Follow the science – but which science do you follow?

Covid UK: scientists at loggerheads over approach to new restrictions

Rival groups of scientists are at loggerheads over how government should handle the Covid pandemic, with one advising that only over-65s and the vulnerable should be shielded, while the other backs nationwide measures.

Sarah Boseley www.theguardian.com 

The conflicting advice to the UK government and chief medical officers (CMOs) came in two open letters issued on Monday by the rival camps.

It came as Prof Chris Whitty, England’s CMO, and the chief scientific adviser Sir Patrick Vallance made a national TV broadcast to set out the risk of the virus spreading exponentially, with a corresponding increase in cases and deaths, if public behaviour does not change.

Thirty-two scientists signed one letter [including Professor Louise Allen; Professor of Geriatric  Medicine, University of Exeter – Owl] warning the government is heading down the wrong road and must reconsider its policy to suppress the virus, adopting a targeted approach instead.

Prof Sunetra Gupta and Prof Carl Heneghan from Oxford University, Prof Karol Sikora from Buckingham and Sam Williams of the consultancy Economic Insight issued their warning, with 28 other signatories, to the prime minister, chancellor and the UK’s four CMOs.

Support for the CMOs and Vallance, who appear to be advocating greater restrictions, came from a letter signed by second group of scientists, headed by Trisha Greenhalgh at Oxford University and backed by 22 others.

“We strongly support your continuing efforts to suppress the virus across the entire population,” they say, in what will be seen as a rebuttal of Gupta and colleagues. Segmenting the population and shielding the elderly until herd immunity has developed will not work, they add.

The two stances underline a schism within the scientific community over how to tackle the second wave of coronavirus in the UK.

The Gupta-Heneghan-Sikora letter warned that imposing lockdowns and restrictions wherever case numbers rise and potentially across the whole of the country is “leading to significant harm across all age groups, which likely offsets any benefits”.

“The existing policy path is inconsistent with the known risk-profile of Covid-19 and should be reconsidered. The unstated objective currently appears to be one of suppression of the virus, until such a time that a vaccine can be deployed. This objective is increasingly unfeasible,” they add.
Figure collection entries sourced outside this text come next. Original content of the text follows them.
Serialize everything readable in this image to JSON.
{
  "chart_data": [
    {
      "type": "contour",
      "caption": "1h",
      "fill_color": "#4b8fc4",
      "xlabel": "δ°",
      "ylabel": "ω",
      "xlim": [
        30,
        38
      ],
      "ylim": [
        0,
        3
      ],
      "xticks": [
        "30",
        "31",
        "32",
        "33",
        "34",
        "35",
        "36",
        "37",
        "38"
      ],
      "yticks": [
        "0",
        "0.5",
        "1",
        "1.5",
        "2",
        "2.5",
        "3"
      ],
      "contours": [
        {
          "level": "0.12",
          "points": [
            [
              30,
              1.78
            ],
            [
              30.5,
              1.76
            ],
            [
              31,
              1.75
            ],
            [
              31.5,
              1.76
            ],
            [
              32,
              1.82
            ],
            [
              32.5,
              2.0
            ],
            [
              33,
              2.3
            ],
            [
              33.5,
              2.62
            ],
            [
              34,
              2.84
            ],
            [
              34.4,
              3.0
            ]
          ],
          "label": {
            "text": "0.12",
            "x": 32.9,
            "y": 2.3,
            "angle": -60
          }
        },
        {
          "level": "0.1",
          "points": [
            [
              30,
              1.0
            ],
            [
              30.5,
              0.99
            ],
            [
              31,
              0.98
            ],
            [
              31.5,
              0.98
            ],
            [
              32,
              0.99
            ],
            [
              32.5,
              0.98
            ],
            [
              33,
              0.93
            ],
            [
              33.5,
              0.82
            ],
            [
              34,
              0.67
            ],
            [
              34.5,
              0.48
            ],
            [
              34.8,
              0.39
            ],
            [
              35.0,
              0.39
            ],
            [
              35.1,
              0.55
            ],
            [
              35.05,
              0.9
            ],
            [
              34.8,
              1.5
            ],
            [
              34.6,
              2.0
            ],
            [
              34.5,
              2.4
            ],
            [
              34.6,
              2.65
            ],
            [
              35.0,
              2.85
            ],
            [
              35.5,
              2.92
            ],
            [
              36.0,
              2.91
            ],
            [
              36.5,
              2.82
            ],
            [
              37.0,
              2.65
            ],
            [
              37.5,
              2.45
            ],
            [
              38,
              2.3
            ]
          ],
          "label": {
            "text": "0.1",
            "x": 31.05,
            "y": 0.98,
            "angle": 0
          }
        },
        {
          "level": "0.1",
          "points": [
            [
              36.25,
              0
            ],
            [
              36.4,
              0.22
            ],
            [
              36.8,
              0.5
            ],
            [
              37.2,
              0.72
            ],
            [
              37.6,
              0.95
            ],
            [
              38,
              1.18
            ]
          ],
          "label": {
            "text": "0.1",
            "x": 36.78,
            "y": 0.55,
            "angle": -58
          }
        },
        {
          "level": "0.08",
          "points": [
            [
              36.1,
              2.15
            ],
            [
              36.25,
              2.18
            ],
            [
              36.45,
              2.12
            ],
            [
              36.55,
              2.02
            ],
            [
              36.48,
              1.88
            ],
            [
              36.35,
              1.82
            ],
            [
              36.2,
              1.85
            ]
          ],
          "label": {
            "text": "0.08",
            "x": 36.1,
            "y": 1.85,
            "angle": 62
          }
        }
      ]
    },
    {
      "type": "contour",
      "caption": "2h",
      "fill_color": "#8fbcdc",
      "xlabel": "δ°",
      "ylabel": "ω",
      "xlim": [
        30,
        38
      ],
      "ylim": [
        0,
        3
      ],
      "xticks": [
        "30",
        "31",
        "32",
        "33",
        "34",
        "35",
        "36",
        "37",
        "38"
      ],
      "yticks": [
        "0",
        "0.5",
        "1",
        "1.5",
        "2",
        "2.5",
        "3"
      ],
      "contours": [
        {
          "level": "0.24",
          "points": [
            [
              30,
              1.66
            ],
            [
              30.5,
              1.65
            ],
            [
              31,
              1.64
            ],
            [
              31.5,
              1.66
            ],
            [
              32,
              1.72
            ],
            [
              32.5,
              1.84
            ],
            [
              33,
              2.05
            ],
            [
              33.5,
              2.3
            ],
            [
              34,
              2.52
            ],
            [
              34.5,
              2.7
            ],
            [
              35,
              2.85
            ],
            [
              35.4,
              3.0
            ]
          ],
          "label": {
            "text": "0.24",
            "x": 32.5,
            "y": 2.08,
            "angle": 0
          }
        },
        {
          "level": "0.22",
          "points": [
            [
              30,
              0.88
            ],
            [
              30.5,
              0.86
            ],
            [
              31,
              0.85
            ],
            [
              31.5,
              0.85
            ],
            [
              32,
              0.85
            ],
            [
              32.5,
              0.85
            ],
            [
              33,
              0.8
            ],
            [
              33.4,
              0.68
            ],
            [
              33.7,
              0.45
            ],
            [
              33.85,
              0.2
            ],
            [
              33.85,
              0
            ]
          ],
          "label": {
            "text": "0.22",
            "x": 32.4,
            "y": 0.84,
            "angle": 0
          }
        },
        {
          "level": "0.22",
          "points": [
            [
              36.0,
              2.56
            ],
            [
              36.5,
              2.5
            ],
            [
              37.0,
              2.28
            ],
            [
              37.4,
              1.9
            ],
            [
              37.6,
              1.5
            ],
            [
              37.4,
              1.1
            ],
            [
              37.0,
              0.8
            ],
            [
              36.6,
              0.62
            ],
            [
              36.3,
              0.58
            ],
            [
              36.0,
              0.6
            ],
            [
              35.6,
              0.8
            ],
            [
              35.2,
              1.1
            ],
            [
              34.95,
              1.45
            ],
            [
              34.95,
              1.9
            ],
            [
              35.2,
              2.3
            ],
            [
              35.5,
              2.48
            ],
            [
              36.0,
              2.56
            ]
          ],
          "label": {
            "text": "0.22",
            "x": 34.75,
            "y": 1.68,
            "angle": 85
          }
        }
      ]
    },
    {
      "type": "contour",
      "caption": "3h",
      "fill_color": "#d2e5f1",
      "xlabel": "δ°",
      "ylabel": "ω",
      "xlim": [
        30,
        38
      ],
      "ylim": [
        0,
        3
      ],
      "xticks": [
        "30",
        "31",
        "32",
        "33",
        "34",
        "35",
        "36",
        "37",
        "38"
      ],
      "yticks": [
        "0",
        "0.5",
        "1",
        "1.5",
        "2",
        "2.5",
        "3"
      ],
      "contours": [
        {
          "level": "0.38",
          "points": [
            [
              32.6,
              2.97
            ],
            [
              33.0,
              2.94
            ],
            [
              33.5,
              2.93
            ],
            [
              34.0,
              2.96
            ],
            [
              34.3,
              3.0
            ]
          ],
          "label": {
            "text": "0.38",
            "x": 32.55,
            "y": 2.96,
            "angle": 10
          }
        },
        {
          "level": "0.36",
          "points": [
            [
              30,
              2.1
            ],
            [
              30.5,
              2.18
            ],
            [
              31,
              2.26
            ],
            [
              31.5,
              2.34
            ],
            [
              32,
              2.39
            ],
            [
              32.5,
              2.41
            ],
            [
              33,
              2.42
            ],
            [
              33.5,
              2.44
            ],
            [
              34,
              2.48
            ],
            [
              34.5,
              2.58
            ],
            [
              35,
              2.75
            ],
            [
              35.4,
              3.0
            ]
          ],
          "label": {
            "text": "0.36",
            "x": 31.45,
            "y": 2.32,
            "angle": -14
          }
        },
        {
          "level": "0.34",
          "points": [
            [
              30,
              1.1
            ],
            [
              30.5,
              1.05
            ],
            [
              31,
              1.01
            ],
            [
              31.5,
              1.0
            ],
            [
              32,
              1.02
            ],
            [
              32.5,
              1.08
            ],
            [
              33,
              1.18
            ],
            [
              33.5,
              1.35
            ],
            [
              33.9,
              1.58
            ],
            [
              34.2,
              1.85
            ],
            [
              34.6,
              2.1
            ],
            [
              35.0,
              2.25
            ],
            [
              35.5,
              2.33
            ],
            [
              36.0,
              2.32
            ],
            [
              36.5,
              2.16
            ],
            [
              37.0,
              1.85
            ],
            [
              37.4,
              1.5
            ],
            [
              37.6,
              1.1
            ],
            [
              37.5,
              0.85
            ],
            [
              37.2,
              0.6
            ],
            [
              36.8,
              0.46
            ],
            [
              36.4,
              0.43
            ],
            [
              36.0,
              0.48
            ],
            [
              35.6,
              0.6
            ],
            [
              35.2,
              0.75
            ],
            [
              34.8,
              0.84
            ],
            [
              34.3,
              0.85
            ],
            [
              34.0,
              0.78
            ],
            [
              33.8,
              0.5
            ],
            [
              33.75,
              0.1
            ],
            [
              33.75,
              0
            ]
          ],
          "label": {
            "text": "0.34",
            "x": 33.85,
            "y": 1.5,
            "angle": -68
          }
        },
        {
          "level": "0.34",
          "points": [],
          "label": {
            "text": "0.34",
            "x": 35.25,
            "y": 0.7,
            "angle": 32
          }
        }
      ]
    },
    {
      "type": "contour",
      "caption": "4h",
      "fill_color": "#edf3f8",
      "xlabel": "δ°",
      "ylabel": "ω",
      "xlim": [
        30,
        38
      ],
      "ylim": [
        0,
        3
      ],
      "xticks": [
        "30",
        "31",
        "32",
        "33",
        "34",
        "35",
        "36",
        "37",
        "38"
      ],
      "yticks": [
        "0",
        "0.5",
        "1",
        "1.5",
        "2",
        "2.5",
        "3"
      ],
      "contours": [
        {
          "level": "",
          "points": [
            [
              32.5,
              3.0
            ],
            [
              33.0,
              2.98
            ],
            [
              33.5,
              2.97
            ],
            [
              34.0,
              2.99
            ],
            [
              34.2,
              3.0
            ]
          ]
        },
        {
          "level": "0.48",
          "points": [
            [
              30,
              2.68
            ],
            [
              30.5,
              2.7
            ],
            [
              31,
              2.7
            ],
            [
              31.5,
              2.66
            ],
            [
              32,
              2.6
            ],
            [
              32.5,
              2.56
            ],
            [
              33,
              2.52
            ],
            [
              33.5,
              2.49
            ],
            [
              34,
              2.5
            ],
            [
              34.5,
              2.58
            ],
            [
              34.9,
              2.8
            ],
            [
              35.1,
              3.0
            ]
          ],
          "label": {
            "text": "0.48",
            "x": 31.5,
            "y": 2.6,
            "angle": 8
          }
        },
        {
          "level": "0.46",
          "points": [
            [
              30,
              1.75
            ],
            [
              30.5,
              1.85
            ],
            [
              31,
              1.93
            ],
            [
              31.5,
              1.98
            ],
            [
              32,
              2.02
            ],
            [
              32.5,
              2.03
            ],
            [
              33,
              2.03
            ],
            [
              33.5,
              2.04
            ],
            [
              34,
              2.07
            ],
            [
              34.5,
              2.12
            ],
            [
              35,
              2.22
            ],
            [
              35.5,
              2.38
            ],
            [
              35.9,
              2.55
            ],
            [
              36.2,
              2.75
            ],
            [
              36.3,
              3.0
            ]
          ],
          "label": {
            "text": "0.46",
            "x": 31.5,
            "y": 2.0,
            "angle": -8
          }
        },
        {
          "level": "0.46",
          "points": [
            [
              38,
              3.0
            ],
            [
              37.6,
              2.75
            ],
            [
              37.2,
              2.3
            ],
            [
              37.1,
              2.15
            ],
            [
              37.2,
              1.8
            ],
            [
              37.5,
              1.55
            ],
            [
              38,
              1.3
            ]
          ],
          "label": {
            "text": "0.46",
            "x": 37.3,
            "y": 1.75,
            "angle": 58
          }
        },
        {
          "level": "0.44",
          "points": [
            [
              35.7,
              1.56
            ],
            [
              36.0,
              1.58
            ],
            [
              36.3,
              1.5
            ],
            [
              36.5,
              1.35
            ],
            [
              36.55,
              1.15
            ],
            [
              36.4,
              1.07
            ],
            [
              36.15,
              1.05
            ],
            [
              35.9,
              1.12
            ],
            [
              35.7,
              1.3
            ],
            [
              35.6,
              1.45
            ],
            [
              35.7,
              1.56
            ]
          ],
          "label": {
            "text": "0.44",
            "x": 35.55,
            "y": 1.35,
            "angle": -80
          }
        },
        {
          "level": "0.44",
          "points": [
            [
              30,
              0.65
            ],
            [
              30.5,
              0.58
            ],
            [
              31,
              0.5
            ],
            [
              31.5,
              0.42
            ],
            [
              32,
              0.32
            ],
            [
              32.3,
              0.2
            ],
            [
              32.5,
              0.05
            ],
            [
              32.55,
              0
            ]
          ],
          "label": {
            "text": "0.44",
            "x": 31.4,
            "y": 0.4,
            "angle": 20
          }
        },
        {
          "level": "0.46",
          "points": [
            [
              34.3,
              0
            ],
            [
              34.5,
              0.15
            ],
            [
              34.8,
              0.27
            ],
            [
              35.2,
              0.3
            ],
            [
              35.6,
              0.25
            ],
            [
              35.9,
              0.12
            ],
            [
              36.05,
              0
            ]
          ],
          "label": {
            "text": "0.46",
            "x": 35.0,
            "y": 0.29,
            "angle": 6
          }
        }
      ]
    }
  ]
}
Gupta and colleagues say we should think beyond coronavirus, taking account of the deaths that will occur from other causes because people are too anxious to go to their doctor or the NHS cannot treat them. And we should think about the economic and social impact of lockdowns. “Blanket Covid policy interventions likely have large costs, because any adverse effects impact the entire population,” they say.

Asked what would be an acceptable level of Covid deaths under this scenario, Williams said: “That’s not so much how we would think about it.” There were avoidable deaths from other causes during the lockdown. “You have to be quite sure you are going to save lives if you take measures that will cost them,” he said.

They say the focus on case numbers and the R number (showing the rate of infection) is wrong and they are subject to interpretation, with outcomes mattering, not case counts.

Deaths are mostly in the older population: 89% are in the over-65s and 95% in people with pre-existing medical conditions. “The harm caused by uniform policies (that apply to all persons) will outweigh the benefits,” they write.

Those at risk should be told, so that they can make their own decision about their safety. “Give the public honest and objective information about the risks they face,” Williams said. Instead, the dangers for everyone had been talked up, making people with low risk factors more scared than they should be.

The second letter, from Greenhalgh and colleagues, says that deaths and severe illness have occurred in all age groups. They argue that “long Covid” – extended and debilitating illness – has affected tens of thousands of people in the UK, many of them young.

They say it is not practical to cut off a cohort of vulnerable people from the rest in an open society “especially for disadvantaged groups (e.g. those living in cramped housing and multi-generational households). Many grandparents are looking after children sent home from school while parents are at work.”

They share the desire of the public to return to “normality”, but it must be balanced with variable restrictions to control the virus “which respond to the day-to-day and week-to-week changes in cases. “Normality” is likely to be a compromise for some time to come.

Some of the authors are members of Independent Sage, a group that established itself because of concerns over the transparency of the government’s own scientific advisory committee on epidemics, which is chaired by Whitty and Vallance.

The science itself cannot be definitive, they acknowledge. “Whilst it is always helpful to have more data and more evidence, we caution that in this complex and fast-moving pandemic, certainty is likely to remain elusive.

“A research finding that is declared ‘best evidence’ or ‘robust evidence’ by one expert will be considered marginal or flawed by another expert. It is more important than ever to consider multiple perspectives on the issues and encourage interdisciplinary debate and peer review,” they say.